Je rêve, je sais bien.

Pour réaliser ces travaux, non seulement j'ai besoin de dix ans de salaire devant moi, mais en plus il faudrait que mon maçon soit le petit cousin d'Harry Potter.

Thierry est mon petit frère, enfin presque ; longtemps, il a été le fiancé de ma sœur cadette ; pas celle qui compte actuellement les moutons en Nouvelle-Zélande – l'autre.

Resté célibataire, ce ch'ti de souche traîne sa carrure de sandwich SNCF vers une quarantaine un peu négligée, disons. Depuis une quinzaine d'années, il occupe la fonction d'agent spécialisé dans les petites interventions (dans le contexte actuel, un métier en voie d'extinction).

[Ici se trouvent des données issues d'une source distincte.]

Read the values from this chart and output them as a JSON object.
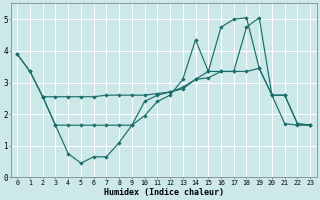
{
  "xlabel": "Humidex (Indice chaleur)",
  "bg_color": "#cce8e8",
  "grid_color": "#ffffff",
  "line_color": "#1a6e6a",
  "xlim": [
    -0.5,
    23.5
  ],
  "ylim": [
    0,
    5.5
  ],
  "xtick_labels": [
    "0",
    "1",
    "2",
    "3",
    "4",
    "5",
    "6",
    "7",
    "8",
    "9",
    "10",
    "11",
    "12",
    "13",
    "14",
    "15",
    "16",
    "17",
    "18",
    "19",
    "20",
    "21",
    "22",
    "23"
  ],
  "ytick_vals": [
    0,
    1,
    2,
    3,
    4,
    5
  ],
  "line1_x": [
    0,
    1,
    2,
    3,
    4,
    5,
    6,
    7,
    8,
    9,
    10,
    11,
    12,
    13,
    14,
    15,
    16,
    17,
    18,
    19,
    20,
    21,
    22,
    23
  ],
  "line1_y": [
    3.9,
    3.35,
    2.55,
    2.55,
    2.55,
    2.55,
    2.55,
    2.6,
    2.6,
    2.6,
    2.6,
    2.65,
    2.7,
    2.8,
    3.1,
    3.35,
    3.35,
    3.35,
    3.35,
    3.45,
    2.6,
    2.6,
    1.7,
    1.65
  ],
  "line2_x": [
    0,
    1,
    2,
    3,
    4,
    5,
    6,
    7,
    8,
    9,
    10,
    11,
    12,
    13,
    14,
    15,
    16,
    17,
    18,
    19,
    20,
    21,
    22,
    23
  ],
  "line2_y": [
    3.9,
    3.35,
    2.55,
    1.65,
    0.75,
    0.45,
    0.65,
    0.65,
    1.1,
    1.65,
    1.95,
    2.4,
    2.6,
    3.1,
    4.35,
    3.35,
    4.75,
    5.0,
    5.05,
    3.45,
    2.6,
    1.7,
    1.65,
    1.65
  ],
  "line3_x": [
    2,
    3,
    4,
    5,
    6,
    7,
    8,
    9,
    10,
    11,
    12,
    13,
    14,
    15,
    16,
    17,
    18,
    19,
    20,
    21,
    22,
    23
  ],
  "line3_y": [
    2.55,
    1.65,
    1.65,
    1.65,
    1.65,
    1.65,
    1.65,
    1.65,
    2.4,
    2.6,
    2.7,
    2.85,
    3.1,
    3.15,
    3.35,
    3.35,
    4.75,
    5.05,
    2.6,
    2.6,
    1.7,
    1.65
  ]
}
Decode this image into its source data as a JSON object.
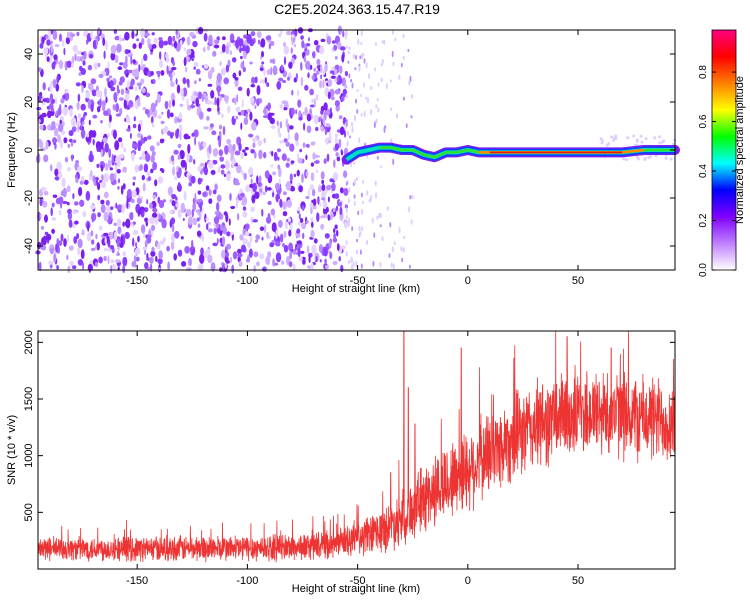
{
  "title": "C2E5.2024.363.15.47.R19",
  "chart_data": [
    {
      "type": "heatmap",
      "xlabel": "Height of straight line (km)",
      "ylabel": "Frequency (Hz)",
      "xlim": [
        -195,
        94
      ],
      "ylim": [
        -50,
        50
      ],
      "x_ticks": [
        -150,
        -100,
        -50,
        0,
        50
      ],
      "y_ticks": [
        -40,
        -20,
        0,
        20,
        40
      ],
      "x_tick_labels": [
        "-150",
        "-100",
        "-50",
        "0",
        "50"
      ],
      "y_tick_labels": [
        "-40",
        "-20",
        "0",
        "20",
        "40"
      ],
      "colorbar": {
        "label": "Normalized spectral amplitude",
        "range": [
          0,
          0.97
        ],
        "ticks": [
          0.0,
          0.2,
          0.4,
          0.6,
          0.8
        ],
        "tick_labels": [
          "0.0",
          "0.2",
          "0.4",
          "0.6",
          "0.8"
        ],
        "colormap": [
          "#ffffff",
          "#c080ff",
          "#8000ff",
          "#0000ff",
          "#00ffff",
          "#00ff00",
          "#ffff00",
          "#ff8000",
          "#ff0000",
          "#ff0080"
        ]
      },
      "noise_region_x": [
        -195,
        -55
      ],
      "sparse_region_x": [
        -55,
        -25
      ],
      "signal_track": [
        {
          "x": -55,
          "y": -4
        },
        {
          "x": -50,
          "y": -1
        },
        {
          "x": -45,
          "y": 0
        },
        {
          "x": -40,
          "y": 1
        },
        {
          "x": -35,
          "y": 1
        },
        {
          "x": -30,
          "y": 0
        },
        {
          "x": -25,
          "y": 0
        },
        {
          "x": -20,
          "y": -2
        },
        {
          "x": -15,
          "y": -3
        },
        {
          "x": -10,
          "y": -1
        },
        {
          "x": -5,
          "y": -1
        },
        {
          "x": 0,
          "y": 0
        },
        {
          "x": 5,
          "y": -1
        },
        {
          "x": 10,
          "y": -1
        },
        {
          "x": 20,
          "y": -1
        },
        {
          "x": 30,
          "y": -1
        },
        {
          "x": 40,
          "y": -1
        },
        {
          "x": 50,
          "y": -1
        },
        {
          "x": 60,
          "y": -1
        },
        {
          "x": 70,
          "y": -1
        },
        {
          "x": 80,
          "y": 0
        },
        {
          "x": 94,
          "y": 0
        }
      ]
    },
    {
      "type": "line",
      "xlabel": "Height of straight line (km)",
      "ylabel": "SNR (10 * v/v)",
      "xlim": [
        -195,
        94
      ],
      "ylim": [
        0,
        2100
      ],
      "x_ticks": [
        -150,
        -100,
        -50,
        0,
        50
      ],
      "y_ticks": [
        500,
        1000,
        1500,
        2000
      ],
      "x_tick_labels": [
        "-150",
        "-100",
        "-50",
        "0",
        "50"
      ],
      "y_tick_labels": [
        "500",
        "1000",
        "1500",
        "2000"
      ],
      "series": [
        {
          "color": "#ee3333",
          "baseline": [
            {
              "x": -195,
              "y": 180
            },
            {
              "x": -150,
              "y": 180
            },
            {
              "x": -100,
              "y": 185
            },
            {
              "x": -75,
              "y": 195
            },
            {
              "x": -60,
              "y": 220
            },
            {
              "x": -50,
              "y": 260
            },
            {
              "x": -40,
              "y": 330
            },
            {
              "x": -30,
              "y": 450
            },
            {
              "x": -20,
              "y": 620
            },
            {
              "x": -10,
              "y": 760
            },
            {
              "x": 0,
              "y": 880
            },
            {
              "x": 10,
              "y": 1020
            },
            {
              "x": 20,
              "y": 1150
            },
            {
              "x": 30,
              "y": 1250
            },
            {
              "x": 40,
              "y": 1330
            },
            {
              "x": 50,
              "y": 1380
            },
            {
              "x": 60,
              "y": 1380
            },
            {
              "x": 70,
              "y": 1360
            },
            {
              "x": 80,
              "y": 1330
            },
            {
              "x": 94,
              "y": 1300
            }
          ],
          "spread": [
            {
              "x": -195,
              "y": 120
            },
            {
              "x": -60,
              "y": 140
            },
            {
              "x": -40,
              "y": 220
            },
            {
              "x": -20,
              "y": 350
            },
            {
              "x": 0,
              "y": 420
            },
            {
              "x": 30,
              "y": 450
            },
            {
              "x": 94,
              "y": 430
            }
          ],
          "spikes": [
            {
              "x": -29,
              "y": 2120
            },
            {
              "x": -27,
              "y": 1600
            },
            {
              "x": -24,
              "y": 1280
            },
            {
              "x": -3,
              "y": 1950
            },
            {
              "x": -35,
              "y": 850
            },
            {
              "x": 45,
              "y": 2050
            },
            {
              "x": 65,
              "y": 1950
            }
          ]
        }
      ]
    }
  ]
}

Plus blanc qu'un cachet d'aspirine, il est aussi habile de ses mains que peut l'être McGyver, avec qui il partage une coupe de cheveux (court devant, long derrière) à hurler de rire : quand il danse, on jurerait John Travolta dans Pulp Fiction.

J'ai rencontré mon mari grâce à lui.

C'est un ami de la famille, d'autant qu'il est motard lui aussi. Mais que ses doigts usés par les coups de marteau, sa voix embrumée par les gitanes filtre et ses manières un peu frustes parfois ne vous trompent pas : il a chez lui des kilomètres de livres fantastiques. Il y a une vingtaine d'années, quand toute fière de moi j'avais exhibé de mon sac le 37°2 le matin de Philippe Djian, sans un mot il s'est dirigé vers ses étagères et m'en a sorti deux bouquins : Le journal d'un vieux dégueulasse et Demande à la poussière.
– J't'les don', il a fait (il devait avoir un coup dans l'aile, déjà).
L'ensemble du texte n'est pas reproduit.